How much is too much? How fast is too fast?
The proposed regulation also sets limits on how much nicotine is permitted in the liquids or cartridges used with vaping devices. The level -- at 66 mg / mL -- is much higher than any of the major products currently on the market. This is in stark contrast to the European Union, Israel, Korea, and Iceland where the maximum level allowed is 20 mg/mL.
Nor does the regulation address the additional risks of nicotine salts -- which are shown even by the industry research to reach the brain more quickly than those which do not use this 'protonated' technology. It does little to respond to increasing concerns about the collateral damage of the nicotine arms race that is happening between JUUL and its imitators.

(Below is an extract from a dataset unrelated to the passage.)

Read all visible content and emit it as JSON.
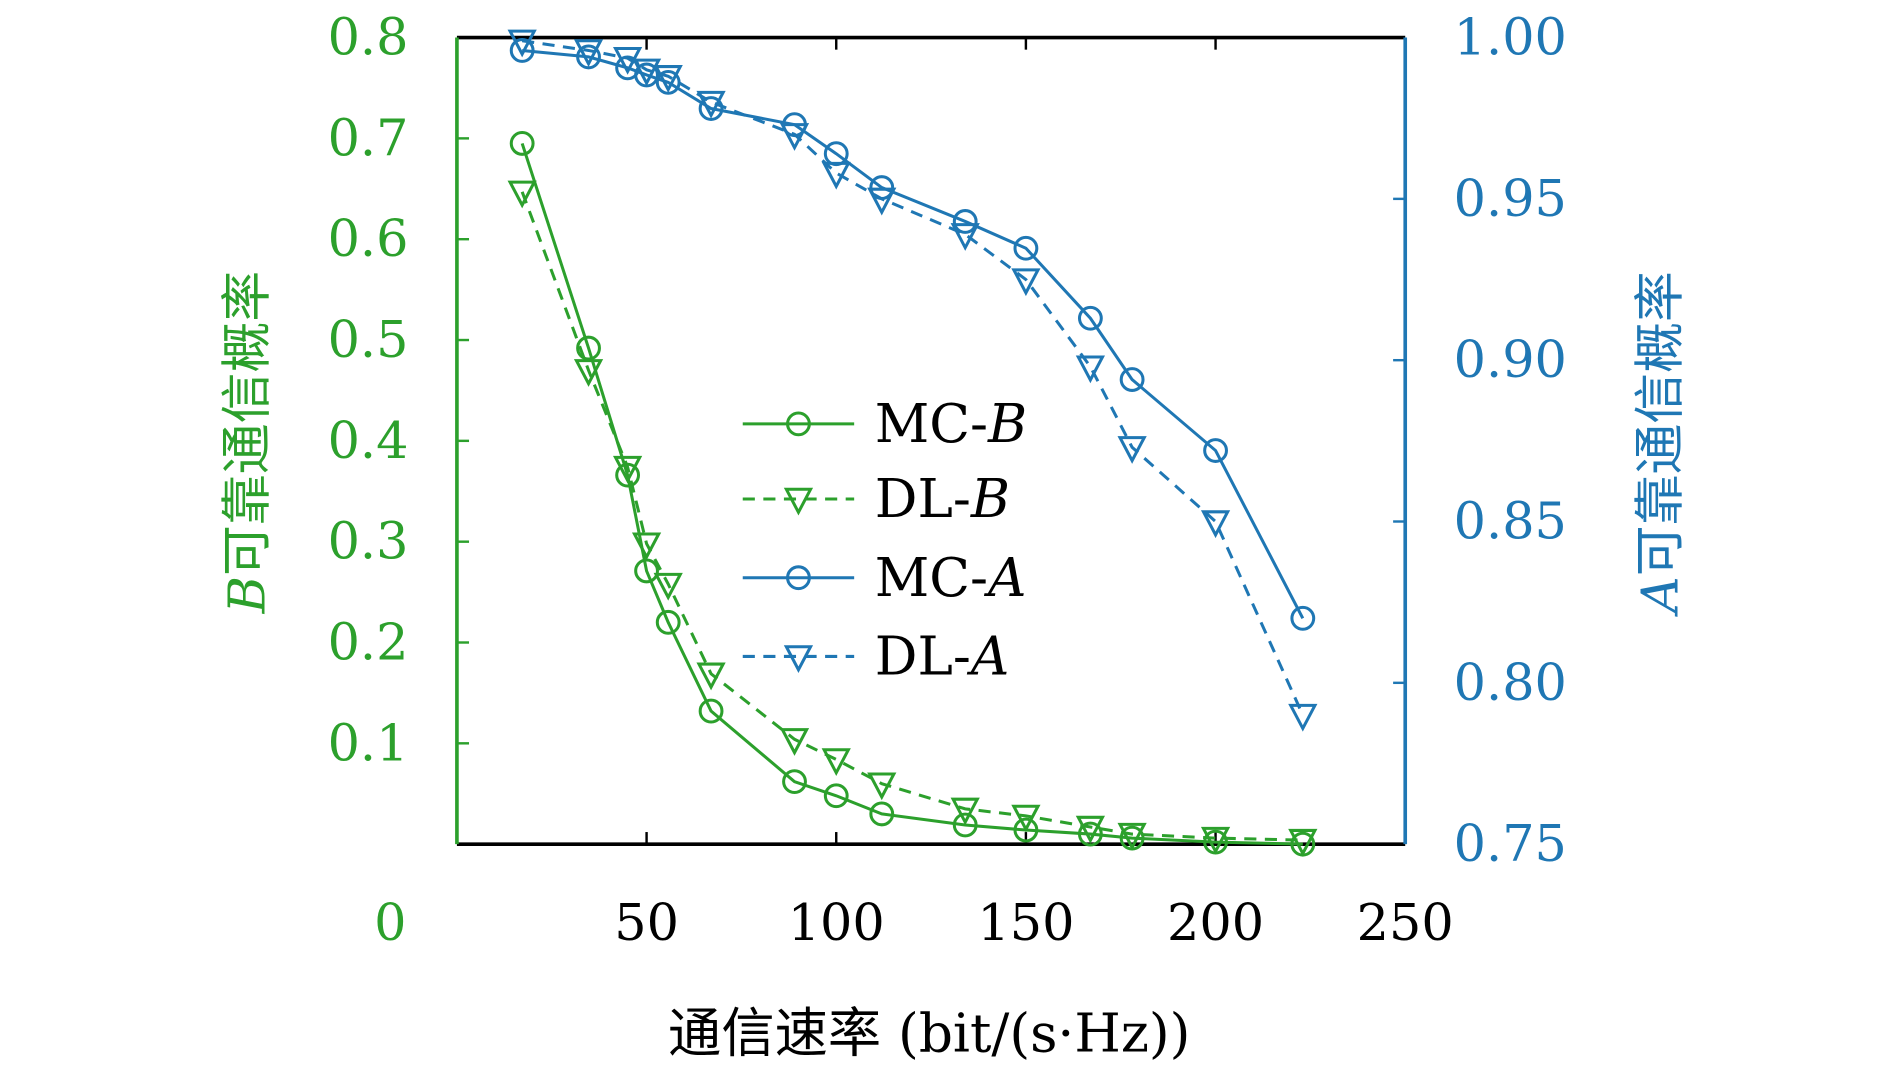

A time for sober second thought
More often than not, the final version of regulations varies little from the version that is initially published. Concerns about departmental regulation making once resulted in Parliament being given an opportunity to vet Tobacco regulations before they came into effect. This provision was removed when the law was updated to include vaping products last year.
So the only recourse left is for a change of opinion by the department and the central agencies (Treasury Board, Privy Council Office, Cabinet) to which it reports. Cross your fingers!

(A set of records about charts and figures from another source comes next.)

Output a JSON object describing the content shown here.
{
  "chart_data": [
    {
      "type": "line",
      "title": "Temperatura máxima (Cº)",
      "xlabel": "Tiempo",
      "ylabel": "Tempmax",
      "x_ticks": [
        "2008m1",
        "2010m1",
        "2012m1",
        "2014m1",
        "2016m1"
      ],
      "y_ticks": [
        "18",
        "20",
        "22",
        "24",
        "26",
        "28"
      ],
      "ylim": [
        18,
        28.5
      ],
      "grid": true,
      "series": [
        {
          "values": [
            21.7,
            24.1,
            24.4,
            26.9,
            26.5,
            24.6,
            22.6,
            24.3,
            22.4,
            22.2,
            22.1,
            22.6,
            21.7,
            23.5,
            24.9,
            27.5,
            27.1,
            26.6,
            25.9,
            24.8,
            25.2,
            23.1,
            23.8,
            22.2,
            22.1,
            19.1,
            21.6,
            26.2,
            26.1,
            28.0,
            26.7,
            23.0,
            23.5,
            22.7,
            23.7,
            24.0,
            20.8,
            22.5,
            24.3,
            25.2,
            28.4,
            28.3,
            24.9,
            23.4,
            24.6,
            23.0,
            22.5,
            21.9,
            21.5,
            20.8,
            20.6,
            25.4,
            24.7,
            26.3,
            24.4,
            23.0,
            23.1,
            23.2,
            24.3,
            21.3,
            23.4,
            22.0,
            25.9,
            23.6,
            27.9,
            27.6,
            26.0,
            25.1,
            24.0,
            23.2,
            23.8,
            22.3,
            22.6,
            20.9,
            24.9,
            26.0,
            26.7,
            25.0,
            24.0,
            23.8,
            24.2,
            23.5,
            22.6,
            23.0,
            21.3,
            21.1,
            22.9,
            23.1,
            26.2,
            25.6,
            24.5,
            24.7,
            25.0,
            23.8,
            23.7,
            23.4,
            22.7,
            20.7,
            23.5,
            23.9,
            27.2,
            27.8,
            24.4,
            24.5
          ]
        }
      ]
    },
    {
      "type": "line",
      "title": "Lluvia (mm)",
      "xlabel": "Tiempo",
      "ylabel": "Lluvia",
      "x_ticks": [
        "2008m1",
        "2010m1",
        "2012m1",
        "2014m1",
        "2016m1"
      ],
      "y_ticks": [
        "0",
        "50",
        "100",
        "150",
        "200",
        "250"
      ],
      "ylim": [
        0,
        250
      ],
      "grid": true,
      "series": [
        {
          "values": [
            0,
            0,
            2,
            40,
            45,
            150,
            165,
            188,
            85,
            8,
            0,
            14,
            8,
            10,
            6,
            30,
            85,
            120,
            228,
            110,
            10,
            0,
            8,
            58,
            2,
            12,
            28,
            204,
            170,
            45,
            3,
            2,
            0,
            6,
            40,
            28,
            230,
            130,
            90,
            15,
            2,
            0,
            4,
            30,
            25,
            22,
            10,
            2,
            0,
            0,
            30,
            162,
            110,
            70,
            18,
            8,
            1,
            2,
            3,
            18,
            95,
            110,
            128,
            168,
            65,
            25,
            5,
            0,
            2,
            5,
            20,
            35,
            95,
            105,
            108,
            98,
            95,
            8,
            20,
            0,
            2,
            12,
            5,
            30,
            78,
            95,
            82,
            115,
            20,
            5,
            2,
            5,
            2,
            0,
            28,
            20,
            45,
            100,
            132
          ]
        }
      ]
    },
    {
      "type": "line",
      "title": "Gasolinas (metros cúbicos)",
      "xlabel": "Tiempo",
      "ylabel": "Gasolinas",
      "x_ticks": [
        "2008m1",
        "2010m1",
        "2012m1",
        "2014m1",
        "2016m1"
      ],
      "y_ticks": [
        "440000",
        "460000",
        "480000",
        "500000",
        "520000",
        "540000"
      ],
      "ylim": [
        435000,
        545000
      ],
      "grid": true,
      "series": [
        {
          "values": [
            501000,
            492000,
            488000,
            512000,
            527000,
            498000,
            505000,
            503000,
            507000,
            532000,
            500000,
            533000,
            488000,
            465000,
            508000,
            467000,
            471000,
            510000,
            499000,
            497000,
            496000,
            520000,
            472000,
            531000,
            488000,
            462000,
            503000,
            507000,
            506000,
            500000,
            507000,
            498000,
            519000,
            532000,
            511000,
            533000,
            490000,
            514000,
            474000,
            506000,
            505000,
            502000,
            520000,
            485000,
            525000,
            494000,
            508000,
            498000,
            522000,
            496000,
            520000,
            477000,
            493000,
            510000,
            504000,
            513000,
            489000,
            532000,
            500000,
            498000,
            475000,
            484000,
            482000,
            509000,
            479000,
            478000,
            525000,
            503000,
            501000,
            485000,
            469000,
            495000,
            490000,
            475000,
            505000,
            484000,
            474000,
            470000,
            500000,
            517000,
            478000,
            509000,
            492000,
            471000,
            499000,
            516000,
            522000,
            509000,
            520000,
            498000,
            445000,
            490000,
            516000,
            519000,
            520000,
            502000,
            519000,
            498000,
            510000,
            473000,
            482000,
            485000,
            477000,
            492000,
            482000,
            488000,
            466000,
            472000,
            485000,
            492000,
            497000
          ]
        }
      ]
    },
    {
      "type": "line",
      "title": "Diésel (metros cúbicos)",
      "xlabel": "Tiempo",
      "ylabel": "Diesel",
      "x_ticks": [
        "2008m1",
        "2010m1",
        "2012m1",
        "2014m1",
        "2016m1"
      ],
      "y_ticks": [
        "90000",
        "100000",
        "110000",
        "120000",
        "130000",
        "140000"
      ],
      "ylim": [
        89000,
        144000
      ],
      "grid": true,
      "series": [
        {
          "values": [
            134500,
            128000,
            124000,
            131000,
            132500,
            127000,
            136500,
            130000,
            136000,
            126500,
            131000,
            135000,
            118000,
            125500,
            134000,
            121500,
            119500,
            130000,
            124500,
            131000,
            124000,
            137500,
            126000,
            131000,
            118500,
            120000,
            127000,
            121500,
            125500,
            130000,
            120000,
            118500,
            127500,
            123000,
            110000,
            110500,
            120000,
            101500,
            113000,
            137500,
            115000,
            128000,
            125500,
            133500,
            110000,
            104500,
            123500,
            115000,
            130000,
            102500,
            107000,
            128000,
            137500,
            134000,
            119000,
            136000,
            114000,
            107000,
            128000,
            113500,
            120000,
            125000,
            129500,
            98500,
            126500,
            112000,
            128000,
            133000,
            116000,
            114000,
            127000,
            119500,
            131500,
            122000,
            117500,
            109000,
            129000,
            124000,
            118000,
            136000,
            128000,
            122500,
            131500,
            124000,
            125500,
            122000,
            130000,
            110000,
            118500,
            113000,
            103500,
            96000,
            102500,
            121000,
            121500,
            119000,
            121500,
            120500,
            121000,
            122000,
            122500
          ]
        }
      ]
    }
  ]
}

Physicians for a Smoke-Free Canada's full response to the proposed regulation can be downloaded here. Our key recommendations are:
1. Vaping packages should carry warnings of the following risks:
- Vaping products may increase the risk of cardiovascular diseases.
- Vaping products may increase the risk of lung diseases.
- Vaping products are not effective smoking cessation devices for most people.
- Dual use of vaping products and combustible cigarettes increases the risk of disease compared to exclusive use of either product.
- Use of vaping products during pregnancy may harm the fetus
- Young people who vape can harm the parts of their brain that control attention, learning, mood and impulse control.
2. Manufacturers should be required to place warnings on at least 50% of the top of two principal display surfaces, with one side each for English and French.
- Nicotine can harm adolescent brain development, which continues into the early to mid-20s
3. Graphic health warnings for vaping product packages should be developed.
4. Plain packaging of vaping products should be required.
5. The maximum allowable nicotine concentration should be set at 20 mg/mL.
6. The impact of the introduction of nicotine salts on youth vaping should be reviewed.